H levels2O2 in 16 commercially available fruit and vegetable juices that were labeled as “fresh” and “heat-treated” were analyzed. The researchers estimated the levels of H2O2 be between zero and 7.3 µM in “fresh” juices and between zero and 15.0 µM in processed juices. The highest level of H2O2 was observed in processed mango and pineapple juices, while no H2O2 has been identified in fresh pineapple juice.
MPI contained approximately 51% protein and 6.4 mg GAe/g total solids (TS) total reducible substances, which were assumed to be secondary metabolites such as polyphenols. The dose-dependent suppression of H2O2 was observed in fresh and heat-treated orange juice in the presence of 0.1 mg/mL of MPI after 24 hours. However, such a reduction process did not occur in fruit juices containing the reference protein.
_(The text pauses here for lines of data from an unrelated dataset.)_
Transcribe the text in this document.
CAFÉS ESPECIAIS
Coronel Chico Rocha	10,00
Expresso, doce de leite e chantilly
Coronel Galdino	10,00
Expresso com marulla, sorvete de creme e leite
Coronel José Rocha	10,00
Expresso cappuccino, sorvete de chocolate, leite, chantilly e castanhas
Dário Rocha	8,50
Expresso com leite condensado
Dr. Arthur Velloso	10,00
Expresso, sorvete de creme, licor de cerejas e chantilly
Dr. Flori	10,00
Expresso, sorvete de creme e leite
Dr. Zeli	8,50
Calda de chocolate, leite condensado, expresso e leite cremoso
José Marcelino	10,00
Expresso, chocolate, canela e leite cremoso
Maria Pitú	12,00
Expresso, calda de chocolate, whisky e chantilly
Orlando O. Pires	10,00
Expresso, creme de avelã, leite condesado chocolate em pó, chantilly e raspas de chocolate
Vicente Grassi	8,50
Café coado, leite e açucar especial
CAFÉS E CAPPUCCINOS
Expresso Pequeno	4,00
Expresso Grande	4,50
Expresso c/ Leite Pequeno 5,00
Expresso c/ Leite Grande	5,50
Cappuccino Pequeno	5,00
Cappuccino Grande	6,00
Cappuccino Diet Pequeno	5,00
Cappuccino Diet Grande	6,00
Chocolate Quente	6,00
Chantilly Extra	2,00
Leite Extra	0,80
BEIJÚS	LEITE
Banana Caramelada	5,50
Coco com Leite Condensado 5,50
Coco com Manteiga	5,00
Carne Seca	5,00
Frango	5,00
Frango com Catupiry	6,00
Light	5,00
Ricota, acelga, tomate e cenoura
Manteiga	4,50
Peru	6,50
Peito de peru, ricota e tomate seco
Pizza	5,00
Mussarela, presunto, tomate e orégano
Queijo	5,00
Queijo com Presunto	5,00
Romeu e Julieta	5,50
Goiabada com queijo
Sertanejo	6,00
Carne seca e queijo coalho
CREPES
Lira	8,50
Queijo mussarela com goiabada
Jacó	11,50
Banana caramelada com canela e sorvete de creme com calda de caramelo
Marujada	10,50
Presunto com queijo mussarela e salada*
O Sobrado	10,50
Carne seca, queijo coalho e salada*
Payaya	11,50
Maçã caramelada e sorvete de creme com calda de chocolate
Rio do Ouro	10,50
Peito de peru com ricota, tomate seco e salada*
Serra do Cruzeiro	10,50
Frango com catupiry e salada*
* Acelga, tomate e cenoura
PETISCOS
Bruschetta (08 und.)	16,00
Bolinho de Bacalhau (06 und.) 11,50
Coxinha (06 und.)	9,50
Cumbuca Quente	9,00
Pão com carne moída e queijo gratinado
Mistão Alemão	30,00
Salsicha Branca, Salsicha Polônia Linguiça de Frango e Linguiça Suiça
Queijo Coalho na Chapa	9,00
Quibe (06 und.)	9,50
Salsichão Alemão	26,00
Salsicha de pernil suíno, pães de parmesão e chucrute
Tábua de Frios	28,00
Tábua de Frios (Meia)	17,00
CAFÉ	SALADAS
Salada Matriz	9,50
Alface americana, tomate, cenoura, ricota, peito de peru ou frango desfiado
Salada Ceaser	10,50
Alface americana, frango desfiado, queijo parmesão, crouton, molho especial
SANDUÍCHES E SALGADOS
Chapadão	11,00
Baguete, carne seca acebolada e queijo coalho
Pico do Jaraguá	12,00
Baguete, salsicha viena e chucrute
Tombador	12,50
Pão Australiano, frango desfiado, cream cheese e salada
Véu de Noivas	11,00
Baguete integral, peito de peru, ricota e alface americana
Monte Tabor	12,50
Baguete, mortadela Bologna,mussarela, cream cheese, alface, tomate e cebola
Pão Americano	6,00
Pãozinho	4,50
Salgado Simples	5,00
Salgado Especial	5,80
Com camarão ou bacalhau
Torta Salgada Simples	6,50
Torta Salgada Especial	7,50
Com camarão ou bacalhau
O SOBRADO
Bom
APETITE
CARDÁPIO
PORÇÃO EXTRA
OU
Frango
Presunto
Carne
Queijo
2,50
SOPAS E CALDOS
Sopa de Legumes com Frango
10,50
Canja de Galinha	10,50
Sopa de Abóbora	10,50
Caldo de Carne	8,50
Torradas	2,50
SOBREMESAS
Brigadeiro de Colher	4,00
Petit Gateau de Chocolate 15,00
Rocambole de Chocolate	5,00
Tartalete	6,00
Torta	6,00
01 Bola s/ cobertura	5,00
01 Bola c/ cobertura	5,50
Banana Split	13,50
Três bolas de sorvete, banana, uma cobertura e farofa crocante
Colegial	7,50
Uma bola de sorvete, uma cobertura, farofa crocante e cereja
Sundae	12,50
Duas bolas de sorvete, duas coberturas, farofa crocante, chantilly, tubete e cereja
The combination of proteins rich in amino acids containing thiols, such as methionine and cysteine, along with other antioxidant species in MPI, has been shown to effectively inhibit the generation of H through autooxidation.2O2 at OJ. This strategy could also be applied to other commercially manufactured juices.
Mustard seeds. Image Credit: Sunvic/Shutterstock
Low levels of H2O2 were observed in fresh juices, while a high level was found in processed juices. Moreover, an inverse relationship between OJ protein content and H levels2O2 was observed.
The current study reported that MPI can effectively suppress H2O2 properties with the reference protein found in the same juice. Additionally, the MPI preparation used in this study contained additional compounds such as polyphenols and other extracted secondary metabolites that exhibited reducing properties.
The auto-oxidation reaction of functional drinks leading to the production of H2O2 requires immediate attention. The removal or reduction of H2O2 in beverages by the use of MPI with AOX properties presents a promising strategy for industrial purposes.
- Bopitiya, D., Hearn, MTW, Zhang, J. & Bennett, LE (2022) Demonstration of antioxidant properties of mustard seed (Brassica juncea) protein isolate in orange juice. food chemistry. doi:10.1016/j.foodchem.2022.133648.